Views of tsunami-hit communities must be central in long-term recovery plans
By International Federation of Red Cross
Mar 29, 2005, 00:31

It is essential that communities devastated by the tsunami three months ago are at the heart of decisions that affect their long-term recovery and rehabilitation, the International Federation of Red Cross and Red Crescent Societies, the world’s largest community-based humanitarian network, said today.

“Programmes implemented without the consultation of affected communities are doomed to fail,” underlined Federation Secretary General Markku Niskala. “We are making sure that communities are consulted and involved in the design and implementation of our long-term plan of action. This is essential to ensure the programmes we are putting in place are sustainable and adapted to the needs and situation of each country.”

According to official government sources, the earthquake and tidal waves left more than 250,000 people dead, 1.6 million displaced, and millions without livelihood in Asia and east Africa. Since December 26, more than 22,000 Red Cross and Red Crescent volunteers have been active in life-saving and relief efforts to assist more than 758,000 people in the tsunami-affected countries.

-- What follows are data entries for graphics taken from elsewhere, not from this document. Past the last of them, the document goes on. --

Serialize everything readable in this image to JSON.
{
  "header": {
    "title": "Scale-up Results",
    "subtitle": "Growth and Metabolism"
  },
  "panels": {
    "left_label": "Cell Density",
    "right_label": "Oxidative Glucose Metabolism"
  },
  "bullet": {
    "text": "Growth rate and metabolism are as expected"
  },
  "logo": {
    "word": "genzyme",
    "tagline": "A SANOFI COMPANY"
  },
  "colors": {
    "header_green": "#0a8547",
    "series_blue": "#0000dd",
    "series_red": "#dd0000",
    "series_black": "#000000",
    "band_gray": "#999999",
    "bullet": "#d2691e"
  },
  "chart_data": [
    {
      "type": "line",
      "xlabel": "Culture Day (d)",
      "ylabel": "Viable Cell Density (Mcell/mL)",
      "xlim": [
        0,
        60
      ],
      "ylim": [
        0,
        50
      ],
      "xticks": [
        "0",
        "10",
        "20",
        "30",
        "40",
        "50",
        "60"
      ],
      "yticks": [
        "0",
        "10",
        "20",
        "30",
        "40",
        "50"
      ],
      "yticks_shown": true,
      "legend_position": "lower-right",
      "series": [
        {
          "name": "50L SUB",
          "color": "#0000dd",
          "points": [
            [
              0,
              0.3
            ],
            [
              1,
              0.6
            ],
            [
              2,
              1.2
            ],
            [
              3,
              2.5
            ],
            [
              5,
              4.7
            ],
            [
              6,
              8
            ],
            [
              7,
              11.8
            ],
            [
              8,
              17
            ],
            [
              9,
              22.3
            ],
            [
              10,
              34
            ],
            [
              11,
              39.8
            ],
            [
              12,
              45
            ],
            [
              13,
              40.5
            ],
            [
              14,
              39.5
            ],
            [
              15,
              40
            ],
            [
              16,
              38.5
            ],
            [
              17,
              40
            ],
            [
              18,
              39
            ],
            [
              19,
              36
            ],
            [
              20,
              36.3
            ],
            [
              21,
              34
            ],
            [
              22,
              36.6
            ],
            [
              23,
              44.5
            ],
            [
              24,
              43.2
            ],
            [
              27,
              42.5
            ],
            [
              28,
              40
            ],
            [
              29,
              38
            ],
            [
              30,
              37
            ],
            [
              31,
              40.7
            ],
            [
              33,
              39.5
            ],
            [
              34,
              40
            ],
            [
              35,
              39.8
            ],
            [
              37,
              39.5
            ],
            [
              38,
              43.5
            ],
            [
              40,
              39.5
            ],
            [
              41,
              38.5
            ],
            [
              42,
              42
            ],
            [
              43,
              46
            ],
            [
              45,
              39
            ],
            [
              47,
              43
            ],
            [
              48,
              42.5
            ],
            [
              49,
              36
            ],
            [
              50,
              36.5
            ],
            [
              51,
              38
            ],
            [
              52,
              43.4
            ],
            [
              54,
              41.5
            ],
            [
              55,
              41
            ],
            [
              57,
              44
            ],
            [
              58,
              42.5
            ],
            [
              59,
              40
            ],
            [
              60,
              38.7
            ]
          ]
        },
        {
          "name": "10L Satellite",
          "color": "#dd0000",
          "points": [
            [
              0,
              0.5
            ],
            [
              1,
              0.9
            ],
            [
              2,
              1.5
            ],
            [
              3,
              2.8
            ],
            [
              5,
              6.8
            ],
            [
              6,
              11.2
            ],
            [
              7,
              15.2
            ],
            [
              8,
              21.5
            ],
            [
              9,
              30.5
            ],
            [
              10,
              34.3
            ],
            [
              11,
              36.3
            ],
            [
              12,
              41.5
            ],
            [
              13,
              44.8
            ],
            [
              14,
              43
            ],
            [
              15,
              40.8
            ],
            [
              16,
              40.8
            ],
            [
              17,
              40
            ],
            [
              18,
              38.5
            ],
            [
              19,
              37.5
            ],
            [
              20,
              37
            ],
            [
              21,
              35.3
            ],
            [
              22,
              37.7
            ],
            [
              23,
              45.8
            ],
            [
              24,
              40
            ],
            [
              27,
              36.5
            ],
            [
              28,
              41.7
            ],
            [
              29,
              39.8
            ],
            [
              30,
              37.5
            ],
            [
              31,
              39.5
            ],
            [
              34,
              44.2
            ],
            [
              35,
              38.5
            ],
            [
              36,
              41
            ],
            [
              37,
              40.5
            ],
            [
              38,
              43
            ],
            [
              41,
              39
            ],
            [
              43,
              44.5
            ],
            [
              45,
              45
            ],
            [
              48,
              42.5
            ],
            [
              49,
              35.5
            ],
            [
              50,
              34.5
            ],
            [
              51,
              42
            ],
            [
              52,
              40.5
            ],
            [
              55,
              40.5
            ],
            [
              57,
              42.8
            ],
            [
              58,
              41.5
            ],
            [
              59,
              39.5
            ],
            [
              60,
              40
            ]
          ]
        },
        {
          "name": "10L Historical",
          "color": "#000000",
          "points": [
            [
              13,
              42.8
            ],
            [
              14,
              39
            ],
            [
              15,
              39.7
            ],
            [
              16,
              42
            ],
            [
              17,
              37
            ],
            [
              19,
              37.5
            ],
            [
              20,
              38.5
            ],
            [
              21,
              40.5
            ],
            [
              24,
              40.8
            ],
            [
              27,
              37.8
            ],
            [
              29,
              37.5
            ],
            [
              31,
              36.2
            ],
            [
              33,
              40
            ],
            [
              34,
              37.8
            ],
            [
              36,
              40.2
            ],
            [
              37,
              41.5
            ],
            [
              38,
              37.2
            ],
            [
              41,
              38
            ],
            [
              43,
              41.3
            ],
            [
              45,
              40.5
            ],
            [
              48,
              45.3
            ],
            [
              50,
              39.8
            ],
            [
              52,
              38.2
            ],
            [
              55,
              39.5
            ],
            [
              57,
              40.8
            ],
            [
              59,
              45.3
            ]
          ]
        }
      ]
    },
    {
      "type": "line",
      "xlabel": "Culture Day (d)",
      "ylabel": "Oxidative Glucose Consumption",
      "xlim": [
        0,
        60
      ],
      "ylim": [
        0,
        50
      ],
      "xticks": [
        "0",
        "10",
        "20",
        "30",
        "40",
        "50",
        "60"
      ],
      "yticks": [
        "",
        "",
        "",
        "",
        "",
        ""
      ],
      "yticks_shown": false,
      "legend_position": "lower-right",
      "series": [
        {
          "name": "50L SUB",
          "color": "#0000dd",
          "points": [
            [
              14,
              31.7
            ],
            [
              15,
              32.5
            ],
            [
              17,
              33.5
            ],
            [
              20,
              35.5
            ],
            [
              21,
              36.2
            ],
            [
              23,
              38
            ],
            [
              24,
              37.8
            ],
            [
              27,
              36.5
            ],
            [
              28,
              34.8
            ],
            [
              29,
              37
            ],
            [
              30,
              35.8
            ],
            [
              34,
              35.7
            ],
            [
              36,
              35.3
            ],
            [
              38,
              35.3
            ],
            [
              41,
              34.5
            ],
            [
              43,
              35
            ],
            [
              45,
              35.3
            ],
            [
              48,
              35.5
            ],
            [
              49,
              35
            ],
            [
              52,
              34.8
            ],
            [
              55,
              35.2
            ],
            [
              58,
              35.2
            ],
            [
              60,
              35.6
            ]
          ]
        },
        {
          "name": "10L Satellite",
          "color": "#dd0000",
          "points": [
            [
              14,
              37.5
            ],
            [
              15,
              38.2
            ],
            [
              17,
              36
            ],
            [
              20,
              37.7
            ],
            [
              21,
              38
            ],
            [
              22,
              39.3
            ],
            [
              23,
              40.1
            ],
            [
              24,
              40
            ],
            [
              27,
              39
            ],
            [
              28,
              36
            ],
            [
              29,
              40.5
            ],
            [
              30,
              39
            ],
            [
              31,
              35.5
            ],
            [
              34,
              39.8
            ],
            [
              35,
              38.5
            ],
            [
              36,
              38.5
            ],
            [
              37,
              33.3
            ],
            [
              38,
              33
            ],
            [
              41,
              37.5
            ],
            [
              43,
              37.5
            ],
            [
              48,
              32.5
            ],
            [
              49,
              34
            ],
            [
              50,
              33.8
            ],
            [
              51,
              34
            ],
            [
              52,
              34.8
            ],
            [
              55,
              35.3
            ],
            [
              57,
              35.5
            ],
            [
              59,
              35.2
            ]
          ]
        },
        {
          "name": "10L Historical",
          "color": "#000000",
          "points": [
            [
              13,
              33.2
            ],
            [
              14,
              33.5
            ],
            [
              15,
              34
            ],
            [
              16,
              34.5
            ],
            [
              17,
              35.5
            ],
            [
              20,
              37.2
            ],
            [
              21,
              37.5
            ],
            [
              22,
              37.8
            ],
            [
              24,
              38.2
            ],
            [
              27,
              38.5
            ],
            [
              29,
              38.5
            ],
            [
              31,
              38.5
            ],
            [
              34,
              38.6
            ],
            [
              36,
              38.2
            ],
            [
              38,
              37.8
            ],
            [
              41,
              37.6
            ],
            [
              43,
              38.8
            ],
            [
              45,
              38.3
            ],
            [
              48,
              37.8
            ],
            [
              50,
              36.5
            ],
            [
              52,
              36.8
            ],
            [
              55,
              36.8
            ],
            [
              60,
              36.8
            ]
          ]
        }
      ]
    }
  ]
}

The International Federation is finalizing a long-term plan of action to help tsunami survivors over at least the next five years. This range of long-term recovery and disaster preparedness programmes include rebuilding homes and social centres, reconstructing and upgrading clinics and hospitals, replacing water and sanitation systems, livelihood support (equipment and skills training) for local farmers, fishermen and other artisans, psychosocial support, as well as additional training in first aid and disaster response for Red Cross and Red Crescent volunteers and staff.

At the heart of recovery is also helping people overcome the trauma of having lost loved ones, homes and livelihoods. Red Cross and Red Crescent Societies in the affected regions, with assistance from sister Societies, are implementing psychosocial support programmes, not only for survivors, but also their own staff and volunteers who were involved in initial search and rescue efforts, as well as in the ongoing traumatizing task of recovering bodies.

The long-term plan of action, which will be announced in late April, also includes a vital element of disaster preparedness programmes; for example, setting up the community-based component of an early warning system for the region, building or renovating cyclone shelters, as well as providing and re-stocking warehouses.

“Strengthening the resources of communities and training them on how to reduce risks and withstand natural disaster is vital to make sure the impact of natural catastrophes on vulnerable people is substantially reduced,” Johan Schaar, the Federation Secretary General’s Special Representative for the tsunami operation, pointed out. “This region is particularly exposed to devastating natural phenomena and it is essential that people are protected from the effects of recurrent disasters such as cyclones and flooding, and not just for rare events such as tsunamis.”

The Federation Secretariat and Red Cross and Red Crescent Societies around the world have raised more than two billion Swiss francs to date to help tsunami survivors. Although programme budgets have not yet been finalized, an estimated 1.2 billion Swiss francs will be used to support long-term recovery programmes (from 2006 to 2010).
500 million Swiss francs will go to short-term recovery activities, with the rest being divided between immediate relief and disaster management. At least 700 million Swiss francs will be spent in Indonesia and 450 million in Sri Lanka, the two hardest-hit countries.

“The fact that donors were so generous allows us to put into place, on a sustainable basis, wide-ranging disaster preparedness and risk reduction measures which are usually difficult to finance,” notes Simon Missiri, head of the Federation’s Asia Pacific department. “With this strong support, we will help traumatized populations put their lives back together and mitigate the impact of future crises.”